Western University’s Department of Earth Sciences and the Centre for Planetary Science and Exploration professor, Dr. Roberta Flemming, has been put in charge of the Mars minerals research, and the Canadian Space Agency funded her concept for a miniaturized in-situ X-ray diffractometer. The instrument would employ the technique of X-ray diffraction to establish rock’s mineralogy and its formation history.
NASA’s Curiosity currently uses the same method, but the rover’s instrument is crushing Mars rocks into a powder, “consuming power and rover’s time and also destroying critical information about the relationship between the minerals in the rock,” as a Western University report stated.
Mars Minerals Research, Now Funded by The Canadian Space Agency
Dr. Roberta Flemming acknowledged the need for a much better technology involving X-ray diffraction. Her in-situ X-ray diffractometer would be that instrument that would not turn Mars rocks in a powder, thus keeping intact the connection between the minerals in the rock.
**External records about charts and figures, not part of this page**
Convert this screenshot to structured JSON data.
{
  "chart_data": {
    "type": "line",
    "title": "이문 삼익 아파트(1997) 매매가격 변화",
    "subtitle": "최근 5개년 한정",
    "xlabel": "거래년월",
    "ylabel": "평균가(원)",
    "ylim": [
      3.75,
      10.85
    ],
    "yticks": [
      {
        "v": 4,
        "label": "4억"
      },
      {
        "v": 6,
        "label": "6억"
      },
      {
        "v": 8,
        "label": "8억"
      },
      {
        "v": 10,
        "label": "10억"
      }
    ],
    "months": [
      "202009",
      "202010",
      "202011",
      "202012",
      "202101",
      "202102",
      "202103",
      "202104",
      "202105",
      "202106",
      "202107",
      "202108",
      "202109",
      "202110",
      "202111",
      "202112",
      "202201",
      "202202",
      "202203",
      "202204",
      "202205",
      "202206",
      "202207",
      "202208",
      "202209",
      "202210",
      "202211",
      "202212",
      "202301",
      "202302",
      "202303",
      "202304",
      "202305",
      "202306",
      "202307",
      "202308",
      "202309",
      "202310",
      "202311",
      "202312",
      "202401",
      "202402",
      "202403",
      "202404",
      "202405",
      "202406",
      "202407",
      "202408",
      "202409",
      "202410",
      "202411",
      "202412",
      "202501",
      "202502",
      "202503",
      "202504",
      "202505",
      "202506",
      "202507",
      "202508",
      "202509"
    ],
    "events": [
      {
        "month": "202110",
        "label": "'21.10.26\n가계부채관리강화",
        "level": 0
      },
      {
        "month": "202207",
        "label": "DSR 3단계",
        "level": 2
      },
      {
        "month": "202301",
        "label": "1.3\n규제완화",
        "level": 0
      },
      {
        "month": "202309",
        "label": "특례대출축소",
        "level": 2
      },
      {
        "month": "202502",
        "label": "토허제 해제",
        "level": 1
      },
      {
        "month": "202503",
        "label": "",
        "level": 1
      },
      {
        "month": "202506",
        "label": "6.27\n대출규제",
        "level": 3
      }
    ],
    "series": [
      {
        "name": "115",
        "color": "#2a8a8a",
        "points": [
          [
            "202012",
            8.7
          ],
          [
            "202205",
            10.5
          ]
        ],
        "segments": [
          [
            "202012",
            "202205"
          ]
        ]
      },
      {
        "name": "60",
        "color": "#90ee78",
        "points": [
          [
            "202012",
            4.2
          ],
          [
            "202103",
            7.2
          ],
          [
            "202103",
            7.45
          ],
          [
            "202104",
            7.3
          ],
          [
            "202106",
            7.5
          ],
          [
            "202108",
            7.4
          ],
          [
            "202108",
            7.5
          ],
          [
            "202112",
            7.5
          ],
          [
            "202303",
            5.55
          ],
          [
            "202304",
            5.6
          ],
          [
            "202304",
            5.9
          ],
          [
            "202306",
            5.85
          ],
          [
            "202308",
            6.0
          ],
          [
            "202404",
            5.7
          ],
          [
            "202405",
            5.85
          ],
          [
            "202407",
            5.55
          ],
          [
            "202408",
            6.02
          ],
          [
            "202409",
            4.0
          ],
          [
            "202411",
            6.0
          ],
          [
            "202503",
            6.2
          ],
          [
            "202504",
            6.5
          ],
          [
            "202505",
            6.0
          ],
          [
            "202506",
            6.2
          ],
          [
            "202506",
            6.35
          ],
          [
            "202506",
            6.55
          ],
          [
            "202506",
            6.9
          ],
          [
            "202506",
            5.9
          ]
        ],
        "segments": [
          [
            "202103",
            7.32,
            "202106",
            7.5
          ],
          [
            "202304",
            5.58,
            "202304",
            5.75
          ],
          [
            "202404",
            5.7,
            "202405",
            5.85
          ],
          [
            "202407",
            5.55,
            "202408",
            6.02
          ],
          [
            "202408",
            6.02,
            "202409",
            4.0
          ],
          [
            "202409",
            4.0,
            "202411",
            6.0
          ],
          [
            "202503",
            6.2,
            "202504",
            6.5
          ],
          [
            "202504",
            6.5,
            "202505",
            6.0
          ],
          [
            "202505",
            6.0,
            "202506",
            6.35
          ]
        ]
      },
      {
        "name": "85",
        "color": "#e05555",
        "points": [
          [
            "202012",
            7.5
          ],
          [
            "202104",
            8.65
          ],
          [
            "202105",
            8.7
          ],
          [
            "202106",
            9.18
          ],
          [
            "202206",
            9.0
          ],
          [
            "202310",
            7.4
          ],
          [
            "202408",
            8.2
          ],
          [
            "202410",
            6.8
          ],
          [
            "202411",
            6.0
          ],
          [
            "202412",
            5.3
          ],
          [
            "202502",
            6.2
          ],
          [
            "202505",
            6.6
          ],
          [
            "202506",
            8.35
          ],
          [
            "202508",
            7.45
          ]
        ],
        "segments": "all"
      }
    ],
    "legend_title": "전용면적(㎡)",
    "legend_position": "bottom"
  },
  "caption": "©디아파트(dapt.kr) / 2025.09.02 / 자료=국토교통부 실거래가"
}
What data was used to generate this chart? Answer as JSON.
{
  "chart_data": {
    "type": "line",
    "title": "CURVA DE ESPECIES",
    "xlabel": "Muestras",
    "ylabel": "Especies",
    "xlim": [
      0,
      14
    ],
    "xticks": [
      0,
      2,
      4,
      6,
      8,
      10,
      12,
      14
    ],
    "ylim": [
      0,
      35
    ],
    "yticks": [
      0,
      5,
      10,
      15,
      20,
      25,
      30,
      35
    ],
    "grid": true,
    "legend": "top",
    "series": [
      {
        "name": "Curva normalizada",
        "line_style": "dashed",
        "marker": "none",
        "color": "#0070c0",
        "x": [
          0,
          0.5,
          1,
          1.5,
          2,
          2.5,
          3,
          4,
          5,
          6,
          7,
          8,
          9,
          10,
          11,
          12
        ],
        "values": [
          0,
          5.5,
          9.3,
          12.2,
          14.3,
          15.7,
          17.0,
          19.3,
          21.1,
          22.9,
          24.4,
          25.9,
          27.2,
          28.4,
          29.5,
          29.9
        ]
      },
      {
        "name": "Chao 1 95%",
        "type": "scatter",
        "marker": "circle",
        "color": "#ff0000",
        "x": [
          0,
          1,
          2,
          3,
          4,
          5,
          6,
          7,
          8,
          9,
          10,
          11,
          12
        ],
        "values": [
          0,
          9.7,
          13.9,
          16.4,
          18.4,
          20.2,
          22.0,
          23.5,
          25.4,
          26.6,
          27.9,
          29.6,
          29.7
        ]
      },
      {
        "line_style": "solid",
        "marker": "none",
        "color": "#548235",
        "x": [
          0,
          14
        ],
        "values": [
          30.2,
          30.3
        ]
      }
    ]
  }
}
The Canadian Space Agency considered that the project is of a great significance of the future Mars minerals research.
Therefore, CSA funded the research and put up a team of scientists from Western, Guelph University and Brock University to work on improved instruments to study the minerals of Mars rocks.
At first, the researchers would use rocks similar to those on the Red Planet, minerals common on Mars, and Martian meteorites to test the X-ray diffractometer. Currently, the Canadian Space Agency has no plans to send a version of that instrument on Mars during future missions to the Red Planet.